You're reading: DTEK’s Timchenko: ‘Financial genocide’ threatens Ukraine’s European energy integration

Ukraine faces electricity shortages amid harsh winter conditions, according to Maxim Timchenko, CEO of Ukraine’s largest energy company DTEK. 

Sub-freezing temperatures this winter and cuts in coal production, the green energy crisis, and lack of government support have put Ukraine’s energy sector in a risky situation — Ukrainians may face further electricity brownouts as early as this month and blackouts for the entire year.

Timchenko warned that this situation prohibits further modernization of Ukraine’s energy sector and the greater competition that would come from integration into the European Union energy market. If Ukraine hopes to integrate their energy market with the EU by 2023, it must demonstrate its ability to provide reliable energy supply without importing electricity.

At a press conference on Feb. 10, Timchenko referred to these missteps as the “financial genocide of power generating companies.”

Timchenko believes that in the face of the current situation in the energy sector Ukraine has two choices: closer alignment and integration with the EU’s energy market or increasing reliance on coal imports from Russia and Belarus.

Timchenko seems to be a proponent of the European way. “Ukraine’s integration into the European energy market will increase competition, reduce prices and improve the quality of services provided,” he said.  

“The government must choose wisely,” he tweeted later on Feb. 10, after the press conference.

Coal production troubles

DTEK, the company that generates a quarter of Ukraine’s electricity, has cut its coal production and is becoming increasingly dependent on coal imports from Russia and Belarus.

DTEK Energy, DTEK’s daughter responsible for 90% of Ukraine’s steam coal production, cut its coal production by 16% in 2020. This month alone, DTEK plans to triple its coal imports to 450,000 tons to be able to deliver enough coal to thermal power plants.

In addition to importing from Russia, DTEK will import from Poland and Kazakhstan. According to Timchenko, increased reliance on coal from Russia and Belarus produces an imbalance in the markets that result in higher electricity prices for consumers.

While thermal power plants secure about 35% of Ukraine’s electricity, DTEK has been cutting its coal production almost every year since 2015.

Owing industry $1 billion

The green energy crisis makes the situation worse. 

The Ukrainian government is required to buy all green electricity from renewable power plants at some of the highest tariffs in Europe, but in 2020 the state didn’t have the money to do that. Even after cutting the green tariff last year, Ukraine is still struggling to pay back its debt of $1 billion to renewable developers, which scares away potential investors.
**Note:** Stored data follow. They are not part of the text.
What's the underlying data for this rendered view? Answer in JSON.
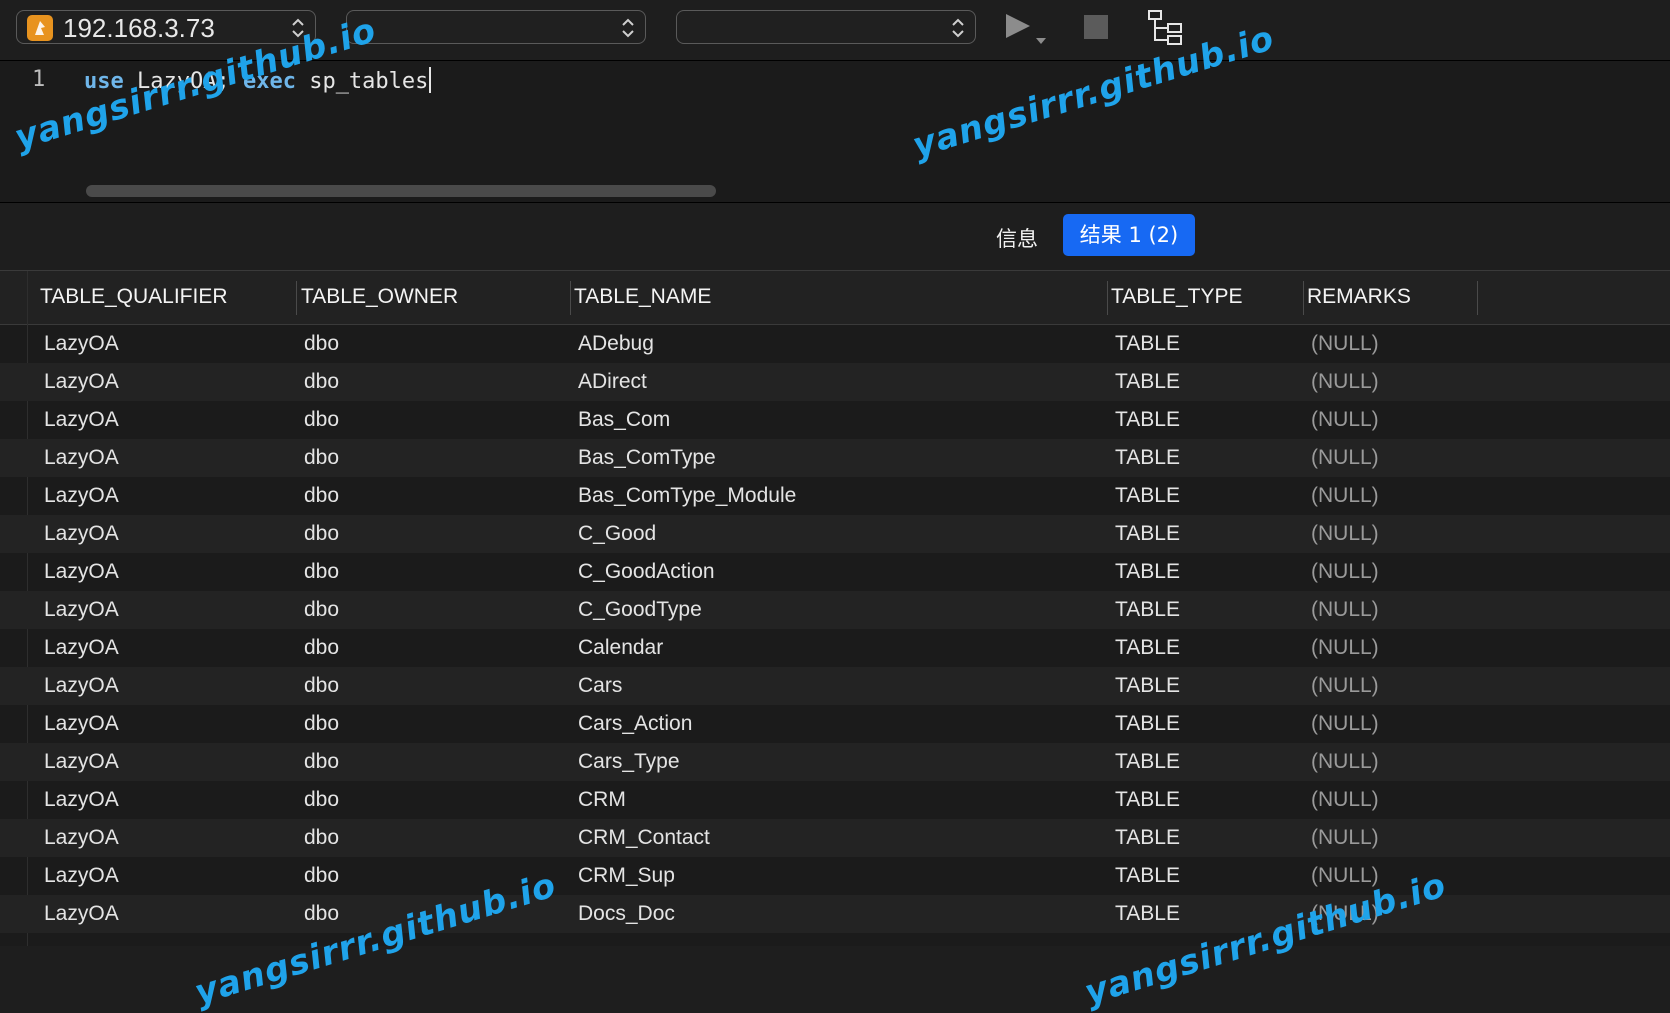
{
  "toolbar": {
    "connection": "192.168.3.73",
    "database": "",
    "schema": ""
  },
  "editor": {
    "line_number": "1",
    "code_kw1": "use",
    "code_part1": " LazyOA; ",
    "code_kw2": "exec",
    "code_part2": " sp_tables"
  },
  "result_tabs": {
    "info_label": "信息",
    "result_label": "结果 1 (2)"
  },
  "grid": {
    "columns": [
      "TABLE_QUALIFIER",
      "TABLE_OWNER",
      "TABLE_NAME",
      "TABLE_TYPE",
      "REMARKS"
    ],
    "rows": [
      [
        "LazyOA",
        "dbo",
        "ADebug",
        "TABLE",
        "(NULL)"
      ],
      [
        "LazyOA",
        "dbo",
        "ADirect",
        "TABLE",
        "(NULL)"
      ],
      [
        "LazyOA",
        "dbo",
        "Bas_Com",
        "TABLE",
        "(NULL)"
      ],
      [
        "LazyOA",
        "dbo",
        "Bas_ComType",
        "TABLE",
        "(NULL)"
      ],
      [
        "LazyOA",
        "dbo",
        "Bas_ComType_Module",
        "TABLE",
        "(NULL)"
      ],
      [
        "LazyOA",
        "dbo",
        "C_Good",
        "TABLE",
        "(NULL)"
      ],
      [
        "LazyOA",
        "dbo",
        "C_GoodAction",
        "TABLE",
        "(NULL)"
      ],
      [
        "LazyOA",
        "dbo",
        "C_GoodType",
        "TABLE",
        "(NULL)"
      ],
      [
        "LazyOA",
        "dbo",
        "Calendar",
        "TABLE",
        "(NULL)"
      ],
      [
        "LazyOA",
        "dbo",
        "Cars",
        "TABLE",
        "(NULL)"
      ],
      [
        "LazyOA",
        "dbo",
        "Cars_Action",
        "TABLE",
        "(NULL)"
      ],
      [
        "LazyOA",
        "dbo",
        "Cars_Type",
        "TABLE",
        "(NULL)"
      ],
      [
        "LazyOA",
        "dbo",
        "CRM",
        "TABLE",
        "(NULL)"
      ],
      [
        "LazyOA",
        "dbo",
        "CRM_Contact",
        "TABLE",
        "(NULL)"
      ],
      [
        "LazyOA",
        "dbo",
        "CRM_Sup",
        "TABLE",
        "(NULL)"
      ],
      [
        "LazyOA",
        "dbo",
        "Docs_Doc",
        "TABLE",
        "(NULL)"
      ]
    ]
  },
  "watermark": "yangsirrr.github.io",
  "colors": {
    "accent": "#1769f3",
    "keyword": "#6fb6ea",
    "watermark": "#1fa3ea",
    "db_icon": "#e8931f"
  },
  "icons": [
    "database-icon",
    "stepper-icon",
    "run-icon",
    "stop-icon",
    "explain-icon"
  ]
}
Foreign investment in Ukraine’s renewables sank to 1.2 billion euros in 2020, according to the State Agency on Energy Efficiency. This is three times less than in 2019, when green developers poured 3.7 billion euros in building renewable power plants in Ukraine. 
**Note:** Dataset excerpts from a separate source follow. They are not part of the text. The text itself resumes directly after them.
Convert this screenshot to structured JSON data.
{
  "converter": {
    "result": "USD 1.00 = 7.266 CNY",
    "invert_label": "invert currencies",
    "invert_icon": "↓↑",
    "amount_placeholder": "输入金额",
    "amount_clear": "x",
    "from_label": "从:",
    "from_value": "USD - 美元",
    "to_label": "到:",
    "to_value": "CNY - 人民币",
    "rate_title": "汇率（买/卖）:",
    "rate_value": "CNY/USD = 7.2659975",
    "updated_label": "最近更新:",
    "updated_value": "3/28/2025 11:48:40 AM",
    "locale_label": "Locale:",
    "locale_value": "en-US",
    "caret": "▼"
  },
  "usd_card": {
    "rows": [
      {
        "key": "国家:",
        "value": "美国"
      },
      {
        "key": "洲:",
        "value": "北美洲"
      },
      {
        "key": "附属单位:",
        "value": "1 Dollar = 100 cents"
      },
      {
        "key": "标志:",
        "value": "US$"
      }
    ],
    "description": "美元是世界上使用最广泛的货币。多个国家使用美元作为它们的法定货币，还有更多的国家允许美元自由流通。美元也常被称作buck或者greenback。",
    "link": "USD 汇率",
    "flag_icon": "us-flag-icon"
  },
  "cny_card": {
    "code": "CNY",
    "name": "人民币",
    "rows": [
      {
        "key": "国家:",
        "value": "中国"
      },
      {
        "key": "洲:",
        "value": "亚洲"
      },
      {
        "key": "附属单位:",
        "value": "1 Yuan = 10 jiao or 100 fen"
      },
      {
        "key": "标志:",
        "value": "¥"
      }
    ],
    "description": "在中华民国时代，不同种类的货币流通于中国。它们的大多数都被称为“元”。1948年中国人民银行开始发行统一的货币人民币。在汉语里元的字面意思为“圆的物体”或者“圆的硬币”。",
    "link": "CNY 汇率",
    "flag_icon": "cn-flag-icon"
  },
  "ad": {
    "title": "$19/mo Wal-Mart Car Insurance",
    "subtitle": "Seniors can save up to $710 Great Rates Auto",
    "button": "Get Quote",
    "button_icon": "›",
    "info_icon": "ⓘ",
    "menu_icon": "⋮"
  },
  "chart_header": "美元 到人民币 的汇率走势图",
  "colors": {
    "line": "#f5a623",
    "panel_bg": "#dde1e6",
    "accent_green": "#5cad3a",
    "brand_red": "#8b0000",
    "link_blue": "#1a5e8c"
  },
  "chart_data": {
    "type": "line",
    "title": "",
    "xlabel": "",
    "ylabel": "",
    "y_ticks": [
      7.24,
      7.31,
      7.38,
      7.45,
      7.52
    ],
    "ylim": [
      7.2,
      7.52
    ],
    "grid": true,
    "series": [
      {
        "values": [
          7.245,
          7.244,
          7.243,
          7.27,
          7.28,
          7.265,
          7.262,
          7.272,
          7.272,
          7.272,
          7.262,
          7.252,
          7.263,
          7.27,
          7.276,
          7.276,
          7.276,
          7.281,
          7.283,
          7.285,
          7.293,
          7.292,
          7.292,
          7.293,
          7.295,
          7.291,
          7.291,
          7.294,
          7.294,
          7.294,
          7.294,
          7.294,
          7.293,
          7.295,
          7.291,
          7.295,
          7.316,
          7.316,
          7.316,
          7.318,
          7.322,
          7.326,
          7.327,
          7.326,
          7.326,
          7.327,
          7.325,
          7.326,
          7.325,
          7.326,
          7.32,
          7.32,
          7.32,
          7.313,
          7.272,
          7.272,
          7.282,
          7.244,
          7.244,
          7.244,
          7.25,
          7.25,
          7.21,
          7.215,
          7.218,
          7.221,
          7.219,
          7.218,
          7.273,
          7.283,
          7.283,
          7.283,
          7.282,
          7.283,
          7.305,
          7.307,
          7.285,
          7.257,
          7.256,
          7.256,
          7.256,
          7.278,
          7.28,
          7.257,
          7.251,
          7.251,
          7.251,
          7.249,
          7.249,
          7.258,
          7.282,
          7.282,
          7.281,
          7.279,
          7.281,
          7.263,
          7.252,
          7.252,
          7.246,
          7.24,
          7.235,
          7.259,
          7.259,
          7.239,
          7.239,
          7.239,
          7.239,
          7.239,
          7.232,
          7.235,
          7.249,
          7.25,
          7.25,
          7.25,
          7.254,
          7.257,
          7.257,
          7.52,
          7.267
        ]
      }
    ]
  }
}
According to Timchenko, whose DTEK is the largest investor in renewables in Ukraine, the crisis is the result of mismanagement over the last 18 months.
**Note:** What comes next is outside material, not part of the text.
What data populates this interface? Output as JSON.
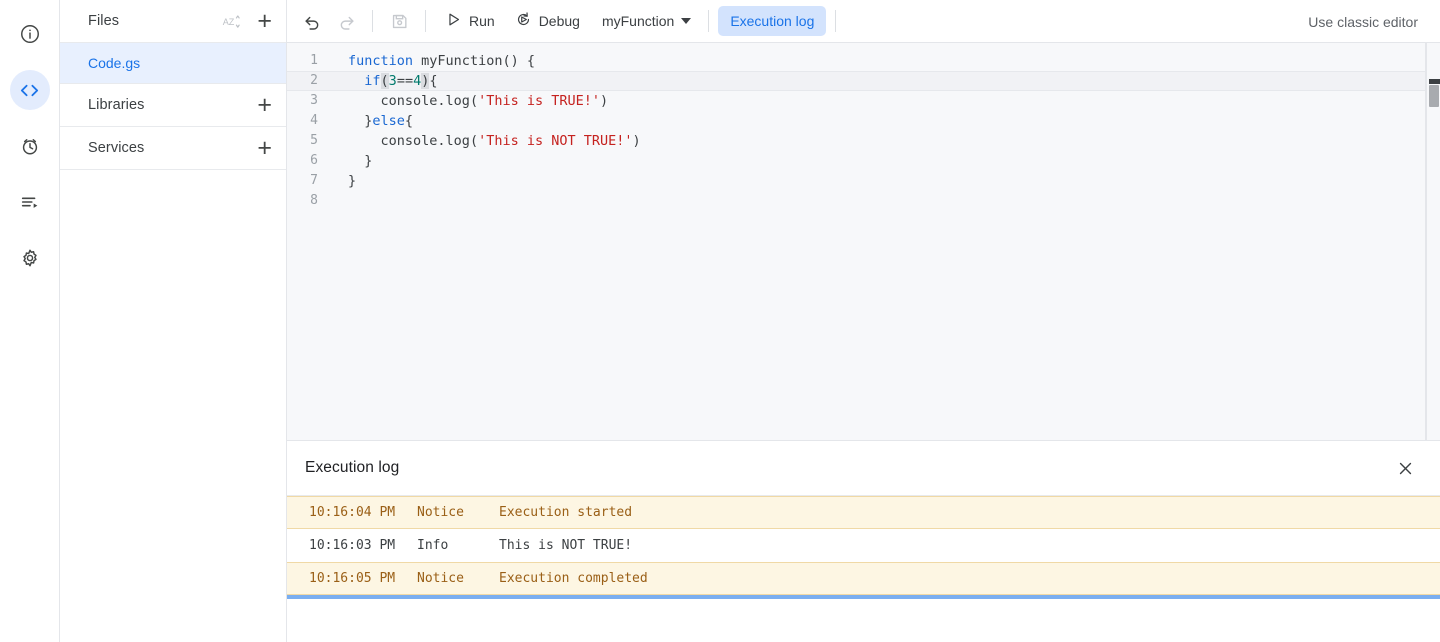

Timchenko is sure Ukraine should create a professional management team to oversee the development of the energy sector and its integration into the European Network of Transmission System Operators for Electricity.

But without paying back the debts, he said, these goals will be very hard to meet.

In the meantime, DTEK plans to restructure its own debt. DTEK Energy plans to swap its $1.7 billion debt for new eurobonds by May, Timchenko said of the company’s bond and bank debt restructuring.

“It will be a public instrument with a yield of 5% this year, and 7% starting next year until the end of 2027,” he said. “It will take three months legally (to complete) this process.”

DTEK plans to launch a pilot project this year for the production of “green” hydrogen power and to build 1-megawatt-energy storage capacity at its Zaporizhia thermal power plant site.

In addition, the company plans to build Europe’s second largest onshore wind plant. DTEK also plans to build three solar plants in Dnipropetrovsk Oblast.

Timchenko said that 2023 is the year when Ukraine has to “start a new life” and live by the European standards of energy. 

“And Ukraine must do this without populism, without political statements, and with responsibility taken by the regulators and the market players to create financial balance and liberalized tariffs…” Timchenko said.